I'd say the helpless flailing around looks pretty realistic   

It's like an upscaled game of Rock'em Sock'em Robots, but with less responsive controls.


----------



## Gahars (Mar 12, 2013)

I might give this show a watch if they threw humans into the ring. Then it would get... interesting.


----------



## Veho (Mar 12, 2013)

Humans VS robots, or just two humans there to slug it out? 

Would they still get wrist-mounted miniguns?


----------



## Hadrian (Mar 12, 2013)

I wish the BBC would bring back Robot Wars, I've not masturbated over Phillipa Forrester for a while now.


----------



## Gahars (Mar 12, 2013)

Veho said:


> Humans VS robots, or just two humans there to slug it out?
> 
> Would they still get wrist-mounted miniguns?


 
I was thinking the former, but hey, the latter with wrist-mounted miniguns would still be a good time.


----------



## Eerpow (Mar 12, 2013)

Hadrian said:


> I wish the BBC would bring back Robot Wars, I've not masturbated over Phillipa Forrester for a while now.


Hasn't aged well, she looks like she's in her late 50's.


----------



## Veho (Mar 12, 2013)

Eerpow said:


> Hasn't aged well, she looks like she's in her late 50's.

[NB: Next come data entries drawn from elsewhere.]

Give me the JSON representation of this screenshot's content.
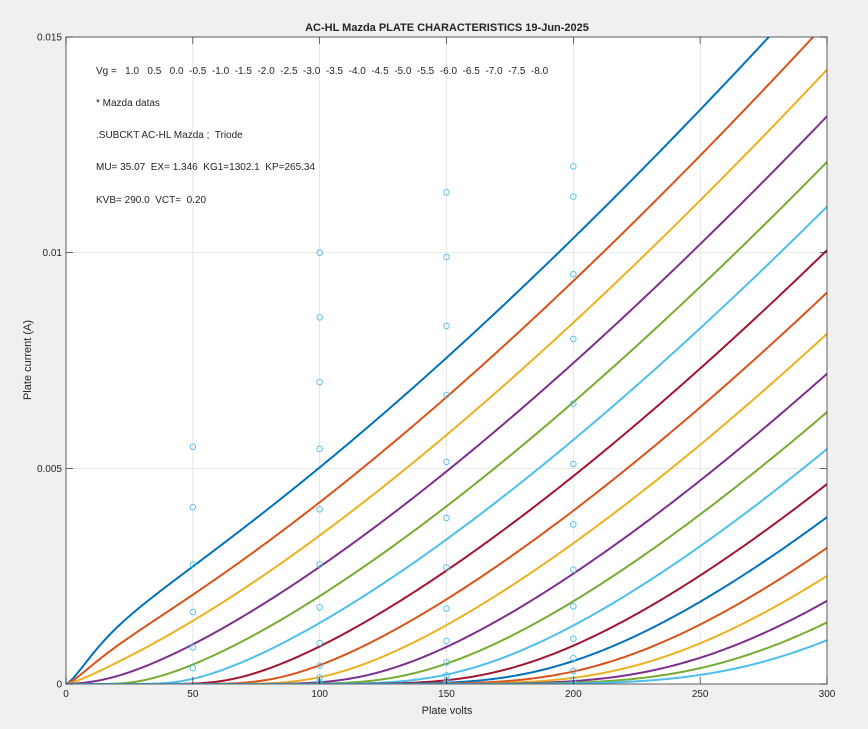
{
  "chart_data": {
    "type": "line",
    "title": "AC-HL Mazda PLATE CHARACTERISTICS  19-Jun-2025",
    "xlabel": "Plate volts",
    "ylabel": "Plate current (A)",
    "xlim": [
      0,
      300
    ],
    "ylim": [
      0,
      0.015
    ],
    "xticks": [
      0,
      50,
      100,
      150,
      200,
      250,
      300
    ],
    "xtick_labels": [
      "0",
      "50",
      "100",
      "150",
      "200",
      "250",
      "300"
    ],
    "yticks": [
      0,
      0.005,
      0.01,
      0.015
    ],
    "ytick_labels": [
      "0",
      "0.005",
      "0.01",
      "0.015"
    ],
    "grid": true,
    "legend": "none",
    "annotations": [
      "Vg =   1.0   0.5   0.0  -0.5  -1.0  -1.5  -2.0  -2.5  -3.0  -3.5  -4.0  -4.5  -5.0  -5.5  -6.0  -6.5  -7.0  -7.5  -8.0",
      "* Mazda datas",
      ".SUBCKT AC-HL Mazda ;  Triode",
      "MU= 35.07  EX= 1.346  KG1=1302.1  KP=265.34",
      "KVB= 290.0  VCT=  0.20"
    ],
    "model": {
      "mu": 35.07,
      "ex": 1.346,
      "kg1": 1302.1,
      "kp": 265.34,
      "kvb": 290.0,
      "vct": 0.2
    },
    "series": [
      {
        "vg": 1.0,
        "color": "#0072BD"
      },
      {
        "vg": 0.5,
        "color": "#D95319"
      },
      {
        "vg": 0.0,
        "color": "#EDB120"
      },
      {
        "vg": -0.5,
        "color": "#7E2F8E"
      },
      {
        "vg": -1.0,
        "color": "#77AC30"
      },
      {
        "vg": -1.5,
        "color": "#4DBEEE"
      },
      {
        "vg": -2.0,
        "color": "#A2142F"
      },
      {
        "vg": -2.5,
        "color": "#D95319"
      },
      {
        "vg": -3.0,
        "color": "#EDB120"
      },
      {
        "vg": -3.5,
        "color": "#7E2F8E"
      },
      {
        "vg": -4.0,
        "color": "#77AC30"
      },
      {
        "vg": -4.5,
        "color": "#4DBEEE"
      },
      {
        "vg": -5.0,
        "color": "#A2142F"
      },
      {
        "vg": -5.5,
        "color": "#0072BD"
      },
      {
        "vg": -6.0,
        "color": "#D95319"
      },
      {
        "vg": -6.5,
        "color": "#EDB120"
      },
      {
        "vg": -7.0,
        "color": "#7E2F8E"
      },
      {
        "vg": -7.5,
        "color": "#77AC30"
      },
      {
        "vg": -8.0,
        "color": "#4DBEEE"
      }
    ],
    "measured_points": {
      "color": "#4DBEEE",
      "x": [
        50,
        50,
        50,
        50,
        50,
        50,
        100,
        100,
        100,
        100,
        100,
        100,
        100,
        100,
        100,
        100,
        100,
        100,
        150,
        150,
        150,
        150,
        150,
        150,
        150,
        150,
        150,
        150,
        150,
        150,
        150,
        200,
        200,
        200,
        200,
        200,
        200,
        200,
        200,
        200,
        200,
        200,
        200,
        200
      ],
      "y": [
        0.0055,
        0.0041,
        0.00277,
        0.00167,
        0.00085,
        0.00037,
        0.01,
        0.0085,
        0.007,
        0.00545,
        0.00405,
        0.00277,
        0.00178,
        0.00095,
        0.00043,
        0.00015,
        5e-05,
        1e-05,
        0.0114,
        0.0099,
        0.0083,
        0.0067,
        0.00515,
        0.00385,
        0.0027,
        0.00175,
        0.001,
        0.0005,
        0.0002,
        8e-05,
        2e-05,
        0.012,
        0.0113,
        0.0095,
        0.008,
        0.0065,
        0.0051,
        0.0037,
        0.00265,
        0.0018,
        0.00105,
        0.0006,
        0.0003,
        0.0001
      ]
    }
  }
}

'Tis a sad truth that you can't go back home to your TV, back home to your adolescence... back home to a young man's dreams of glory and of fame... back home to pprograms on the TV, back home to the old underwear catalogues and videos of things which once seemed everlasting but which are changing all the time – back home to the escapes of Time and Memory. 

It was either that or "you can't fap into the same tissue twice" but that one is (disgustingly) incorrect.


----------



## Eerpow (Mar 12, 2013)

Veho said:


> 'Tis a sad truth that you can't go back home to your TV, back home to your adolescence... back home to a young man's dreams of glory and of fame... back home to pprograms on the TV, back home to the old underwear catalogues and videos of things which once seemed everlasting but which are changing all the time – back home to the escapes of Time and Memory.
> 
> It was either that or "you can't fap into the same tissue twice" but that one is (disgustingly) incorrect.


Things change true, but she's only 44.


----------



## InuYasha (Mar 12, 2013)

I caught like the last 10 mins of an episode and from what I saw it looked stupid...


----------